On Sunday, the little chopper rose to a height of 5m before speeding off laterally for 50m – half the length of a football field.

Ingenuity then came back to its take-off spot, for a total flight time of 80 seconds.

Sunday’s sortie was the most ambitious yet, but engineers say they plan to push the technology harder still.

They want to find the chopper’s limits, even if that means crashing it in the process.

The previous two flights were conducted on Monday and Thursday. Monday’s historic outing marked the first time powered, controlled flight by an aircraft had been conducted on another world.

Ingenuity was carried to Mars by Nasa’s Perseverance rover, which touched down in Jezero Crater in mid-February.
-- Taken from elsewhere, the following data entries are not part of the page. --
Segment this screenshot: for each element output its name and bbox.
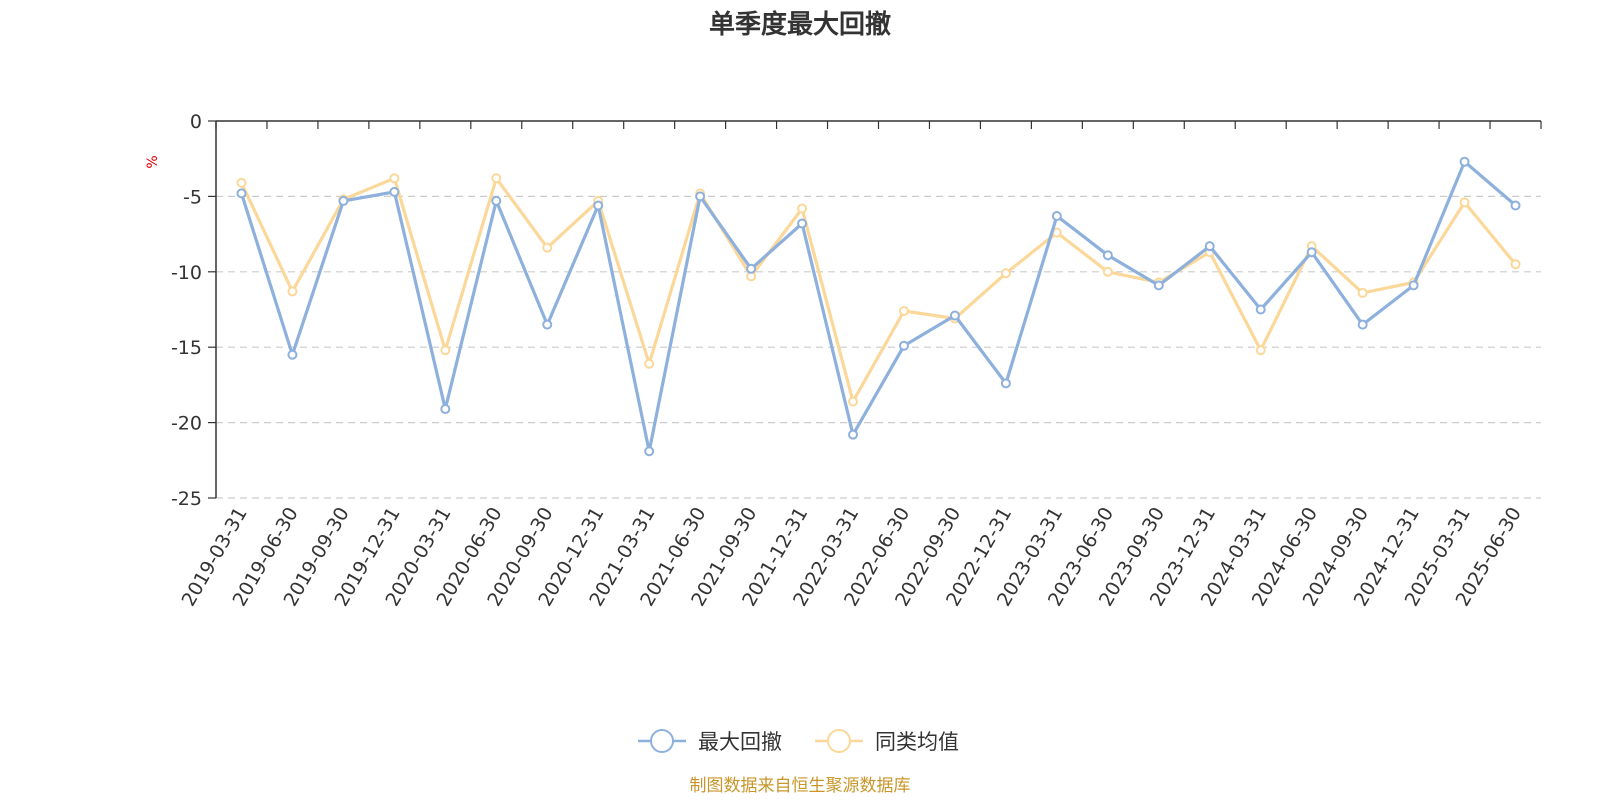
data-point[interactable] [797,218,808,229]
data-point[interactable] [1510,259,1521,270]
data-point[interactable] [1357,287,1368,298]
data-point[interactable] [1255,345,1266,356]
data-point[interactable] [746,263,757,274]
data-point[interactable] [1408,280,1419,291]
chart-title: 单季度最大回撤 [709,9,891,40]
legend-label: 最大回撤 [698,730,782,754]
y-tick-label: -25 [171,488,202,510]
data-point[interactable] [797,203,808,214]
y-axis-unit-label: % [145,155,161,168]
data-point[interactable] [1255,304,1266,315]
data-point[interactable] [542,242,553,253]
legend-circle-icon [827,729,851,753]
y-axis-ticks: 0 -5 -10 -15 -20 -25 [171,111,216,510]
data-point[interactable] [491,173,502,184]
data-point[interactable] [1102,250,1113,261]
data-point[interactable] [848,396,859,407]
data-point[interactable] [440,345,451,356]
legend-circle-icon [650,729,674,753]
legend-label: 同类均值 [875,730,959,754]
y-tick-label: -15 [171,337,202,359]
data-point[interactable] [338,195,349,206]
series-line [240,176,1517,404]
data-point[interactable] [1459,156,1470,167]
data-point[interactable] [848,429,859,440]
data-point[interactable] [695,191,706,202]
data-point[interactable] [287,349,298,360]
data-point[interactable] [389,186,400,197]
y-tick-label: -10 [171,262,202,284]
data-point[interactable] [898,340,909,351]
data-point[interactable] [287,286,298,297]
data-point[interactable] [491,195,502,206]
data-point[interactable] [1306,247,1317,258]
series-lines [236,156,1521,457]
data-point[interactable] [644,358,655,369]
data-point[interactable] [1000,268,1011,279]
data-point[interactable] [593,200,604,211]
data-point[interactable] [1000,378,1011,389]
legend-item-1[interactable]: 同类均值 [815,729,959,754]
legend[interactable]: 最大回撤 同类均值 [638,729,959,754]
data-point[interactable] [236,177,247,188]
axes [215,120,1541,498]
y-tick-label: 0 [190,111,202,133]
data-point[interactable] [898,306,909,317]
data-point[interactable] [1204,241,1215,252]
y-tick-label: -20 [171,413,202,435]
series-0 [236,156,1521,457]
data-point[interactable] [236,188,247,199]
data-point[interactable] [440,404,451,415]
data-point[interactable] [542,319,553,330]
data-point[interactable] [949,310,960,321]
data-point[interactable] [1510,200,1521,211]
data-point[interactable] [1051,211,1062,222]
data-point[interactable] [389,173,400,184]
data-point[interactable] [1153,280,1164,291]
data-point[interactable] [1459,197,1470,208]
data-point[interactable] [1102,266,1113,277]
grid-lines [216,195,1541,499]
legend-item-0[interactable]: 最大回撤 [638,729,782,754]
data-point[interactable] [644,446,655,457]
series-1 [236,173,1521,407]
series-line [239,160,1517,453]
data-point[interactable] [1357,319,1368,330]
source-note: 制图数据来自恒生聚源数据库 [690,776,911,796]
y-tick-label: -5 [183,186,202,208]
The 1.8kg drone is regarded as a technology demonstration intended to prove the utility of aerial mobility in the planet’s rarefied atmosphere.

In the future, helicopters could be used to scout the way ahead for rovers and astronauts, and to investigate otherwise impossible to reach locations, such as cliff faces.

Nasa officials have granted the Ingenuity engineering team two more flights before Perseverance is commanded to get on with its primary mission of searching for life in Jezero.

For the past week of testing, the one-tonne robot has been acting as the chopper’s radio base-station and the photographer of record. Perseverance has been taking still images and making short movies, all from a distance of 65m from the drone’s “airfield”.

Ingenuity, too, has been taking photos, whilst airborne. These are black and white pictures that look straight down to track passing rocks to help with navigation. The drone also has a colour camera that looks horizontally.

Much of the imagery acquired so far has had to wait its turn to come back to Earth. The relay satellites at Mars are restricted in their bandwidth, and it is the engineering data that details flight performance which has been prioritised for immediate return.

A few sample photos have come back but we may have to wait a few days for all the pictures, including the full-length movies shot by the spectating Perseverance, to make their way home.

The major difficulty in flying on the Red Planet is the very thin atmosphere, which has just 1% of the density here at Earth.

This gives the rotor blades on Ingenuity very little to bite into to produce lift. There’s help from the lower gravity at Mars, but still – it takes a lot of work to get up off the ground.

The Nasa chopper was therefore made extremely light and given the power to turn those blades super-fast – at over 2,500 revolutions per minute.

Control also has to be autonomous. The distance to Mars is currently 295 million km, which means radio signals take 16-and-a-half minutes to traverse the intervening space. Flying by joystick is simply out of the question.